Said Nursi’ye sataşanların hedefi ne olabilir ki?

Muharrem İnce durup dururken neden Said Nursi’ye kabaca ve iftira ile sataştı, dersiniz?

Hem de Kasımpaşalı üslubuyla… Ana muhalefet partisi içinde iken, bazı partililer bu çok konuşan kabadayı taslağının, bir şeyler becerebileceğini zannediyorlardı. Parti dışına çıkınca, boyası dökülmeye başladı. Demokrasiden hazzetmeyen parti içindeki istibdat militanlarının sözcüsü olduğunu, CHP’liler şimdi daha net anlamaya başladılar.

Ayrıca, yüksek perdeden verdiği beyanatlar ve yaptığı konuşmalarla bazı partililere; cesaretli, mert, şeffaf ve dobra duygusu da vermişti. Fakat geldiği nokta, içine düştüğü hezimet ve nihayet sarıldığı yeni üslubuyla; İnce’nin gulyabanilerce şişirilmiş bir balon olduğu anlaşıldı. Ayrıca partisine ihanet etmiş bu kasaba siyasetçisinin, toplumun önünde kendisinden -kötü de olsa- bahsedilmesi için Said Nursi’ye sataşması, onun cidden Kemalistlere müdahaneci olduğunu da gösterdi. Zira kendi partisini -eski partisi de olsa- (gayesi AKP’yi iktidarda tutmak olsa gerek) kamuoyunda kötülerken, korkakça M. Kemal’in arkasına sığınıyor, İnce Muharrem. Said Nursi’nin M. Kemal’den daha çok Türk Milletine mal olduğunu aslında bildiğinden, eski şöhretine kavuşabilme emeliyle buradan magazince yeni bir tartışma başlatmak istiyor.

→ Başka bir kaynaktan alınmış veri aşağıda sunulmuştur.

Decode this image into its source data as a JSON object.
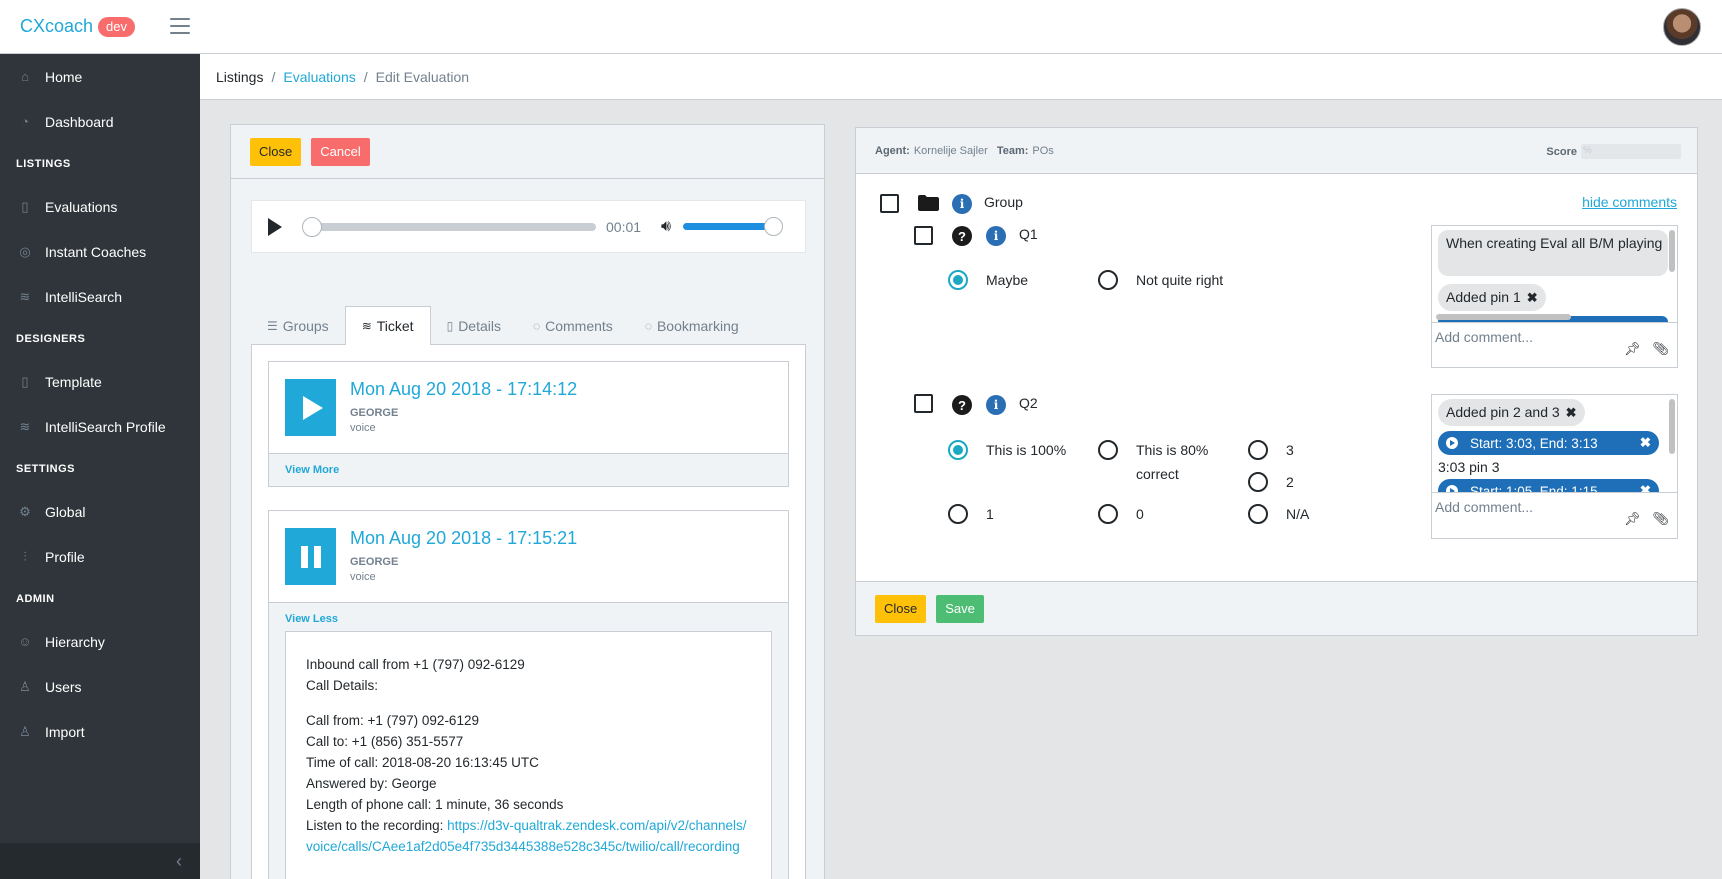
{
  "header": {
    "brand": "CXcoach",
    "badge": "dev"
  },
  "sidebar": {
    "sections": [
      {
        "type": "item",
        "label": "Home",
        "icon": "home-icon"
      },
      {
        "type": "item",
        "label": "Dashboard",
        "icon": "speedometer-icon"
      },
      {
        "type": "title",
        "label": "LISTINGS"
      },
      {
        "type": "item",
        "label": "Evaluations",
        "icon": "notebook-icon"
      },
      {
        "type": "item",
        "label": "Instant Coaches",
        "icon": "compass-icon"
      },
      {
        "type": "item",
        "label": "IntelliSearch",
        "icon": "layers-icon"
      },
      {
        "type": "title",
        "label": "DESIGNERS"
      },
      {
        "type": "item",
        "label": "Template",
        "icon": "notebook-icon"
      },
      {
        "type": "item",
        "label": "IntelliSearch Profile",
        "icon": "layers-icon"
      },
      {
        "type": "title",
        "label": "SETTINGS"
      },
      {
        "type": "item",
        "label": "Global",
        "icon": "gear-icon"
      },
      {
        "type": "item",
        "label": "Profile",
        "icon": "sliders-icon"
      },
      {
        "type": "title",
        "label": "ADMIN"
      },
      {
        "type": "item",
        "label": "Hierarchy",
        "icon": "users-icon"
      },
      {
        "type": "item",
        "label": "Users",
        "icon": "user-icon"
      },
      {
        "type": "item",
        "label": "Import",
        "icon": "user-icon"
      }
    ]
  },
  "breadcrumb": {
    "root": "Listings",
    "link": "Evaluations",
    "active": "Edit Evaluation"
  },
  "left": {
    "close_label": "Close",
    "cancel_label": "Cancel",
    "player": {
      "time": "00:01"
    },
    "tabs": [
      {
        "label": "Groups",
        "icon": "list-icon",
        "active": false
      },
      {
        "label": "Ticket",
        "icon": "layers-icon",
        "active": true
      },
      {
        "label": "Details",
        "icon": "notebook-icon",
        "active": false
      },
      {
        "label": "Comments",
        "icon": "speech-icon",
        "active": false
      },
      {
        "label": "Bookmarking",
        "icon": "speech-icon",
        "active": false
      }
    ],
    "tickets": [
      {
        "date": "Mon Aug 20 2018 - 17:14:12",
        "who": "GEORGE",
        "kind": "voice",
        "toggle": "View More"
      },
      {
        "date": "Mon Aug 20 2018 - 17:15:21",
        "who": "GEORGE",
        "kind": "voice",
        "toggle": "View Less"
      }
    ],
    "description": {
      "line1": "Inbound call from +1 (797) 092-6129",
      "line2": "Call Details:",
      "call_from": "Call from: +1 (797) 092-6129",
      "call_to": "Call to: +1 (856) 351-5577",
      "time": "Time of call: 2018-08-20 16:13:45 UTC",
      "answered": "Answered by: George",
      "length": "Length of phone call: 1 minute, 36 seconds",
      "listen": "Listen to the recording: ",
      "url": "https://d3v-qualtrak.zendesk.com/api/v2/channels/voice/calls/CAee1af2d05e4f735d3445388e528c345c/twilio/call/recording"
    }
  },
  "right": {
    "agent_label": "Agent:",
    "agent": "Kornelije Sajler",
    "team_label": "Team:",
    "team": "POs",
    "score_label": "Score",
    "score_value": "%",
    "group_label": "Group",
    "hide_comments": "hide comments",
    "q1": {
      "label": "Q1",
      "options": [
        {
          "label": "Maybe",
          "checked": true
        },
        {
          "label": "Not quite right",
          "checked": false
        }
      ],
      "comments": {
        "text": "When creating Eval all B/M playing",
        "chip": "Added pin 1",
        "placeholder": "Add comment..."
      }
    },
    "q2": {
      "label": "Q2",
      "options": [
        {
          "label": "This is 100%",
          "checked": true
        },
        {
          "label": "This is 80% correct",
          "checked": false
        },
        {
          "label": "3",
          "checked": false
        },
        {
          "label": "2",
          "checked": false
        },
        {
          "label": "1",
          "checked": false
        },
        {
          "label": "0",
          "checked": false
        },
        {
          "label": "N/A",
          "checked": false
        }
      ],
      "comments": {
        "chip": "Added pin 2 and 3",
        "pin1": "Start: 3:03, End: 3:13",
        "pin1_text": "3:03 pin 3",
        "pin2": "Start: 1:05, End: 1:15",
        "placeholder": "Add comment..."
      }
    },
    "close_label": "Close",
    "save_label": "Save"
  }
}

Said Nursi’yi, eserlerinden tanıyanlar bu sataşmadan çok da rahatsız olmamışlardır, kanaatindeyiz. 12 Eylül darbecilerinin ahlâksız Marksistlerden ödünç aldıkları itibarsız üslubu kullanırken, kimliğini de bize göstermiş oldu. M. İnce, yüzyıllık cumhuriyet entelektüeline rağmen içine düştüğü cehalet çukurunda, Said Nursi hakkında yüzlerce akademik ve ilmi çalışma yapmış Türk münevverleri karşısında  da rezil ü rüsva olmuş oldu.

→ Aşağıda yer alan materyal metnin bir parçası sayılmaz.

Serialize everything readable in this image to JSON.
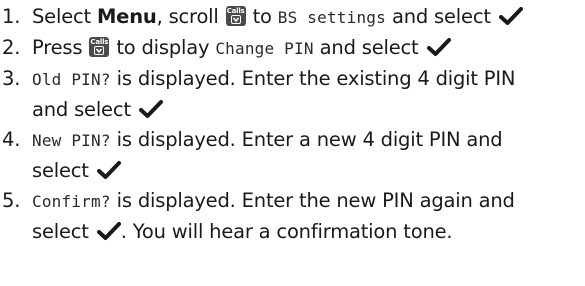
{
  "steps": [
    {
      "num": "1.",
      "parts": {
        "a": "Select ",
        "menu": "Menu",
        "b": ", scroll ",
        "c": " to ",
        "lcd": "BS settings",
        "d": " and select "
      }
    },
    {
      "num": "2.",
      "parts": {
        "a": "Press ",
        "b": " to display ",
        "lcd": "Change PIN",
        "c": " and select "
      }
    },
    {
      "num": "3.",
      "parts": {
        "lcd": "Old PIN?",
        "a": " is displayed. Enter the existing 4 digit PIN",
        "b": "and select "
      }
    },
    {
      "num": "4.",
      "parts": {
        "lcd": "New PIN?",
        "a": " is displayed. Enter a new 4 digit PIN and",
        "b": "select "
      }
    },
    {
      "num": "5.",
      "parts": {
        "lcd": "Confirm?",
        "a": " is displayed. Enter the new PIN again and",
        "b": "select ",
        "c": ". You will hear a confirmation tone."
      }
    }
  ],
  "icons": {
    "calls_key_label": "Calls",
    "calls_key_name": "calls-down-key-icon",
    "tick_name": "tick-icon"
  },
  "colors": {
    "text": "#1a1a1a",
    "key_bg": "#4a4a4a"
  }
}
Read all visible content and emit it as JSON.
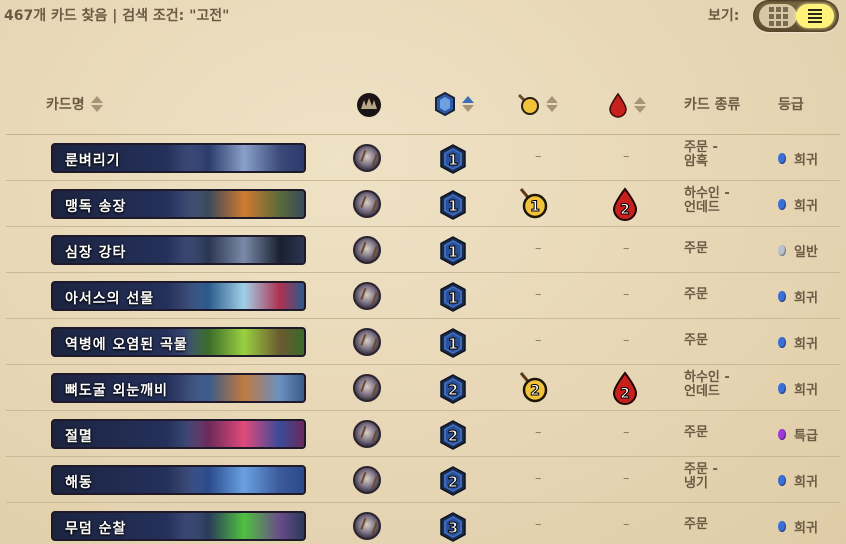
{
  "toolbar": {
    "summary": "467개 카드 찾음 | 검색 조건: \"고전\"",
    "view_label": "보기:",
    "view_options": [
      "grid",
      "list"
    ],
    "active_view": "list"
  },
  "columns": {
    "name": "카드명",
    "class_icon": "class-icon",
    "cost_icon": "mana-icon",
    "attack_icon": "attack-icon",
    "health_icon": "health-icon",
    "type": "카드 종류",
    "rarity": "등급"
  },
  "rarity_colors": {
    "희귀": "#3a6fd8",
    "일반": "#b8c4cc",
    "특급": "#9b3ad8"
  },
  "cards": [
    {
      "name": "룬벼리기",
      "cost": "1",
      "attack": "–",
      "health": "–",
      "type": "주문 -\n암흑",
      "rarity": "희귀",
      "art": [
        "#2a3a6a",
        "#8aa0c8",
        "#3a4a7a"
      ]
    },
    {
      "name": "맹독 송장",
      "cost": "1",
      "attack": "1",
      "health": "2",
      "type": "하수인 -\n언데드",
      "rarity": "희귀",
      "art": [
        "#3a4a5a",
        "#d07a30",
        "#5a6a3a"
      ]
    },
    {
      "name": "심장 강타",
      "cost": "1",
      "attack": "–",
      "health": "–",
      "type": "주문",
      "rarity": "일반",
      "art": [
        "#2a3550",
        "#7a8aa8",
        "#1a2030"
      ]
    },
    {
      "name": "아서스의 선물",
      "cost": "1",
      "attack": "–",
      "health": "–",
      "type": "주문",
      "rarity": "희귀",
      "art": [
        "#2a5a8a",
        "#a0d0e8",
        "#b03050"
      ]
    },
    {
      "name": "역병에 오염된 곡물",
      "cost": "1",
      "attack": "–",
      "health": "–",
      "type": "주문",
      "rarity": "희귀",
      "art": [
        "#3a6a2a",
        "#9ad040",
        "#6a5a30"
      ]
    },
    {
      "name": "뼈도굴 외눈깨비",
      "cost": "2",
      "attack": "2",
      "health": "2",
      "type": "하수인 -\n언데드",
      "rarity": "희귀",
      "art": [
        "#3a5a8a",
        "#c07a40",
        "#6a90c0"
      ]
    },
    {
      "name": "절멸",
      "cost": "2",
      "attack": "–",
      "health": "–",
      "type": "주문",
      "rarity": "특급",
      "art": [
        "#6a2a5a",
        "#e04a7a",
        "#3a4a9a"
      ]
    },
    {
      "name": "해동",
      "cost": "2",
      "attack": "–",
      "health": "–",
      "type": "주문 -\n냉기",
      "rarity": "희귀",
      "art": [
        "#2a4a8a",
        "#6aa0e0",
        "#3a5a9a"
      ]
    },
    {
      "name": "무덤 순찰",
      "cost": "3",
      "attack": "–",
      "health": "–",
      "type": "주문",
      "rarity": "희귀",
      "art": [
        "#2a3a5a",
        "#50c040",
        "#6a4a8a"
      ]
    }
  ]
}
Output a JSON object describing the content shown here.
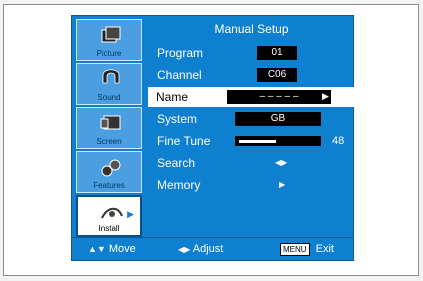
{
  "osd": {
    "title": "Manual Setup",
    "accent": "#0f7fd0",
    "sidebar": [
      {
        "label": "Picture",
        "icon": "picture-icon",
        "selected": false
      },
      {
        "label": "Sound",
        "icon": "sound-icon",
        "selected": false
      },
      {
        "label": "Screen",
        "icon": "screen-icon",
        "selected": false
      },
      {
        "label": "Features",
        "icon": "features-icon",
        "selected": false
      },
      {
        "label": "Install",
        "icon": "install-icon",
        "selected": true
      }
    ],
    "rows": [
      {
        "label": "Program",
        "value": "01"
      },
      {
        "label": "Channel",
        "value": "C06"
      },
      {
        "label": "Name",
        "value": "– – – – –"
      },
      {
        "label": "System",
        "value": "GB"
      },
      {
        "label": "Fine Tune",
        "value": "48",
        "level": 0.48
      },
      {
        "label": "Search",
        "glyph": "◀▶"
      },
      {
        "label": "Memory",
        "glyph": "▶"
      }
    ],
    "footer": {
      "move_label": "Move",
      "adjust_label": "Adjust",
      "exit_badge": "MENU",
      "exit_label": "Exit"
    }
  }
}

Türkiye’mizin seçim meydanları, Said Nursi ve Nurcuların demokrat olduklarını binlerce defa duymuşlardır. Yüzlerce vatanperver ve demokrasi mücadelesi içindeki siyasetçimiz; Said Nursi ve talebelerinin demokrasiye yaptıkları büyük katkıları hem bu meydanlarda, hem ekranlarda ve hem de medyaya verdikleri mülakatlarla bütün dünyaya duyurmuşlardır.

Belki de İnce, bu ülkede yaşamıyordur. 12 Eylülcü Marksist-Kemalistlerin eline tutuşturduklarından başkasını okumayanların gelecekleri nokta, belki de İnce’nin millet karşısında içine düştüğü maskaralık olacaktır.

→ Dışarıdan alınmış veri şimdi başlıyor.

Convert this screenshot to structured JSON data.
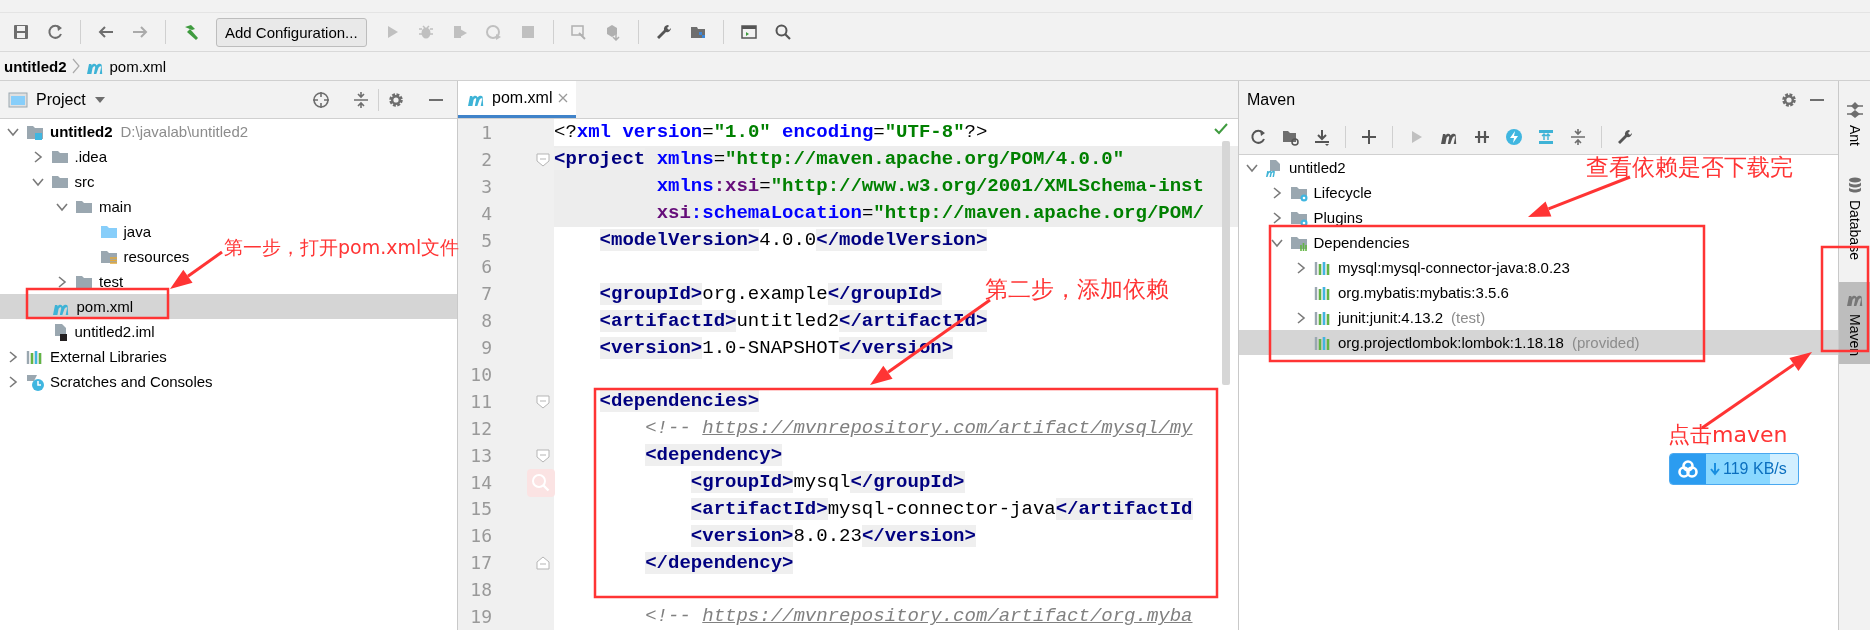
{
  "toolbar": {
    "configuration_button": "Add Configuration..."
  },
  "breadcrumb": [
    "untitled2",
    "pom.xml"
  ],
  "project_panel": {
    "title": "Project",
    "tree": [
      {
        "label": "untitled2",
        "detail": "D:\\javalab\\untitled2",
        "kind": "module",
        "expanded": true,
        "selected": false,
        "children": [
          {
            "label": ".idea",
            "kind": "folder",
            "expanded": false,
            "selected": false
          },
          {
            "label": "src",
            "kind": "folder",
            "expanded": true,
            "selected": false,
            "children": [
              {
                "label": "main",
                "kind": "folder",
                "expanded": true,
                "selected": false,
                "children": [
                  {
                    "label": "java",
                    "kind": "source",
                    "selected": false
                  },
                  {
                    "label": "resources",
                    "kind": "resources",
                    "selected": false
                  }
                ]
              },
              {
                "label": "test",
                "kind": "folder",
                "expanded": false,
                "selected": false
              }
            ]
          },
          {
            "label": "pom.xml",
            "kind": "maven",
            "selected": true
          },
          {
            "label": "untitled2.iml",
            "kind": "iml",
            "selected": false
          }
        ]
      },
      {
        "label": "External Libraries",
        "kind": "library",
        "expanded": false,
        "selected": false
      },
      {
        "label": "Scratches and Consoles",
        "kind": "scratches",
        "expanded": false,
        "selected": false
      }
    ]
  },
  "editor": {
    "tabs": [
      {
        "label": "pom.xml",
        "selected": true
      }
    ],
    "lines": [
      {
        "number": "1",
        "highlighted": false,
        "tokens": [
          {
            "kind": "pi",
            "text": "<?"
          },
          {
            "kind": "attr",
            "text": "xml"
          },
          {
            "kind": "attr",
            "text": " version"
          },
          {
            "kind": "plain",
            "text": "="
          },
          {
            "kind": "value",
            "text": "\"1.0\""
          },
          {
            "kind": "attr",
            "text": " encoding"
          },
          {
            "kind": "plain",
            "text": "="
          },
          {
            "kind": "value",
            "text": "\"UTF-8\""
          },
          {
            "kind": "pi",
            "text": "?>"
          }
        ]
      },
      {
        "number": "2",
        "highlighted": true,
        "fold_start": true,
        "tokens": [
          {
            "kind": "tag",
            "text": "<project"
          },
          {
            "kind": "attr",
            "text": " xmlns"
          },
          {
            "kind": "plain",
            "text": "="
          },
          {
            "kind": "value",
            "text": "\"http://maven.apache.org/POM/4.0.0\""
          }
        ]
      },
      {
        "number": "3",
        "highlighted": true,
        "tokens": [
          {
            "kind": "attr",
            "text": "         xmlns"
          },
          {
            "kind": "ns",
            "text": ":xsi"
          },
          {
            "kind": "plain",
            "text": "="
          },
          {
            "kind": "value",
            "text": "\"http://www.w3.org/2001/XMLSchema-inst"
          }
        ]
      },
      {
        "number": "4",
        "highlighted": true,
        "tokens": [
          {
            "kind": "ns",
            "text": "         xsi"
          },
          {
            "kind": "attr",
            "text": ":schemaLocation"
          },
          {
            "kind": "plain",
            "text": "="
          },
          {
            "kind": "value",
            "text": "\"http://maven.apache.org/POM/"
          }
        ]
      },
      {
        "number": "5",
        "highlighted": false,
        "tokens": [
          {
            "kind": "tag",
            "text": "    <modelVersion>"
          },
          {
            "kind": "plain",
            "text": "4.0.0"
          },
          {
            "kind": "tag",
            "text": "</modelVersion>"
          }
        ]
      },
      {
        "number": "6",
        "highlighted": false
      },
      {
        "number": "7",
        "highlighted": false,
        "tokens": [
          {
            "kind": "tag",
            "text": "    <groupId>"
          },
          {
            "kind": "plain",
            "text": "org.example"
          },
          {
            "kind": "tag",
            "text": "</groupId>"
          }
        ]
      },
      {
        "number": "8",
        "highlighted": false,
        "tokens": [
          {
            "kind": "tag",
            "text": "    <artifactId>"
          },
          {
            "kind": "plain",
            "text": "untitled2"
          },
          {
            "kind": "tag",
            "text": "</artifactId>"
          }
        ]
      },
      {
        "number": "9",
        "highlighted": false,
        "tokens": [
          {
            "kind": "tag",
            "text": "    <version>"
          },
          {
            "kind": "plain",
            "text": "1.0-SNAPSHOT"
          },
          {
            "kind": "tag",
            "text": "</version>"
          }
        ]
      },
      {
        "number": "10",
        "highlighted": false
      },
      {
        "number": "11",
        "highlighted": false,
        "fold_start": true,
        "tokens": [
          {
            "kind": "tag",
            "text": "    <dependencies>"
          }
        ]
      },
      {
        "number": "12",
        "highlighted": false,
        "tokens": [
          {
            "kind": "comment",
            "text": "        <!--"
          },
          {
            "kind": "link",
            "text": " https://mvnrepository.com/artifact/mysql/my"
          }
        ]
      },
      {
        "number": "13",
        "highlighted": false,
        "fold_start": true,
        "tokens": [
          {
            "kind": "tag",
            "text": "        <dependency>"
          }
        ]
      },
      {
        "number": "14",
        "highlighted": false,
        "tokens": [
          {
            "kind": "tag",
            "text": "            <groupId>"
          },
          {
            "kind": "plain",
            "text": "mysql"
          },
          {
            "kind": "tag",
            "text": "</groupId>"
          }
        ]
      },
      {
        "number": "15",
        "highlighted": false,
        "tokens": [
          {
            "kind": "tag",
            "text": "            <artifactId>"
          },
          {
            "kind": "plain",
            "text": "mysql-connector-java"
          },
          {
            "kind": "tag",
            "text": "</artifactId"
          }
        ]
      },
      {
        "number": "16",
        "highlighted": false,
        "tokens": [
          {
            "kind": "tag",
            "text": "            <version>"
          },
          {
            "kind": "plain",
            "text": "8.0.23"
          },
          {
            "kind": "tag",
            "text": "</version>"
          }
        ]
      },
      {
        "number": "17",
        "highlighted": false,
        "fold_end": true,
        "tokens": [
          {
            "kind": "tag",
            "text": "        </dependency>"
          }
        ]
      },
      {
        "number": "18",
        "highlighted": false
      },
      {
        "number": "19",
        "highlighted": false,
        "tokens": [
          {
            "kind": "comment",
            "text": "        <!--"
          },
          {
            "kind": "link",
            "text": " https://mvnrepository.com/artifact/org.myba"
          }
        ]
      }
    ]
  },
  "maven_panel": {
    "title": "Maven",
    "tree": [
      {
        "label": "untitled2",
        "kind": "maven-module",
        "expanded": true,
        "selected": false,
        "children": [
          {
            "label": "Lifecycle",
            "kind": "config",
            "expanded": false,
            "selected": false
          },
          {
            "label": "Plugins",
            "kind": "config",
            "expanded": false,
            "selected": false
          },
          {
            "label": "Dependencies",
            "kind": "dependencies",
            "expanded": true,
            "selected": false,
            "children": [
              {
                "label": "mysql:mysql-connector-java:8.0.23",
                "kind": "library",
                "expanded": false,
                "selected": false
              },
              {
                "label": "org.mybatis:mybatis:3.5.6",
                "kind": "library",
                "selected": false
              },
              {
                "label": "junit:junit:4.13.2",
                "detail": "(test)",
                "kind": "library",
                "expanded": false,
                "selected": false
              },
              {
                "label": "org.projectlombok:lombok:1.18.18",
                "detail": "(provided)",
                "kind": "library",
                "selected": true
              }
            ]
          }
        ]
      }
    ]
  },
  "side_tabs": [
    {
      "label": "Ant",
      "kind": "ant",
      "selected": false
    },
    {
      "label": "Database",
      "kind": "database",
      "selected": false
    },
    {
      "label": "Maven",
      "kind": "maven",
      "selected": true
    }
  ],
  "annotations": [
    {
      "text": "第一步，打开pom.xml文件"
    },
    {
      "text": "第二步，添加依赖"
    },
    {
      "text": "查看依赖是否下载完"
    },
    {
      "text": "点击maven"
    }
  ],
  "download_badge": {
    "speed": "119 KB/s"
  }
}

Bu sataşmanın veya başlatmak istediği tartışmanın yüzde yüz AKP’ye fayda sağlayacağını bilen İnce’nin, dolaylı bir demokrasi karşıtı ve 12 Eylül taraftarı olduğu bu beyanıyla açığa çıktı. Eskilerin tabiriyle makabli olmayan, maksattan kopuk ve arkası da gelmeyen bu iftirayı, durup dururken yapan İnce’ye, ince ayarı yapanları araştırmanın, Muharrem’in Tarsus konuşmasının üzerinde durmamızdan daha önemli olduğunu düşünüyoruz. Said Nursi’nin cumhuriyetçi ve demokrat olduğunu yazan ve söyleyen siyaset bilgeleri, sosyologlar ve felsefecilerin hiç birisi, M. Kemal’in demokrat olduğunu bu güne kadar söyleyemediklerine göre, İnce’nin cehaletiyle başlamış olan bu tartışmanın, ülkemiz ve demokrasimiz cihetiyle hayırlı olacağından şüphemiz yoktur.

Türkiye’nin kırk küsur senelik demokrasi hasretinin, milletimizi biraz daha kurtuluşa yaklaştırdığını bilen global demokrasi karşıtlarının, ülkemizde kullanabilecekleri unsurlardan bir tanesinin de İNCE gibi Kemalist geçinen militanlar olduğunu, Muharrem’in günün konuşmasından alakasızca, demokrasi kahramanı ve Doğu Cephesi komutanlarından Bediüzzaman’a yaptığı bu iftira ile, milletimiz bir kez daha şahit oldu.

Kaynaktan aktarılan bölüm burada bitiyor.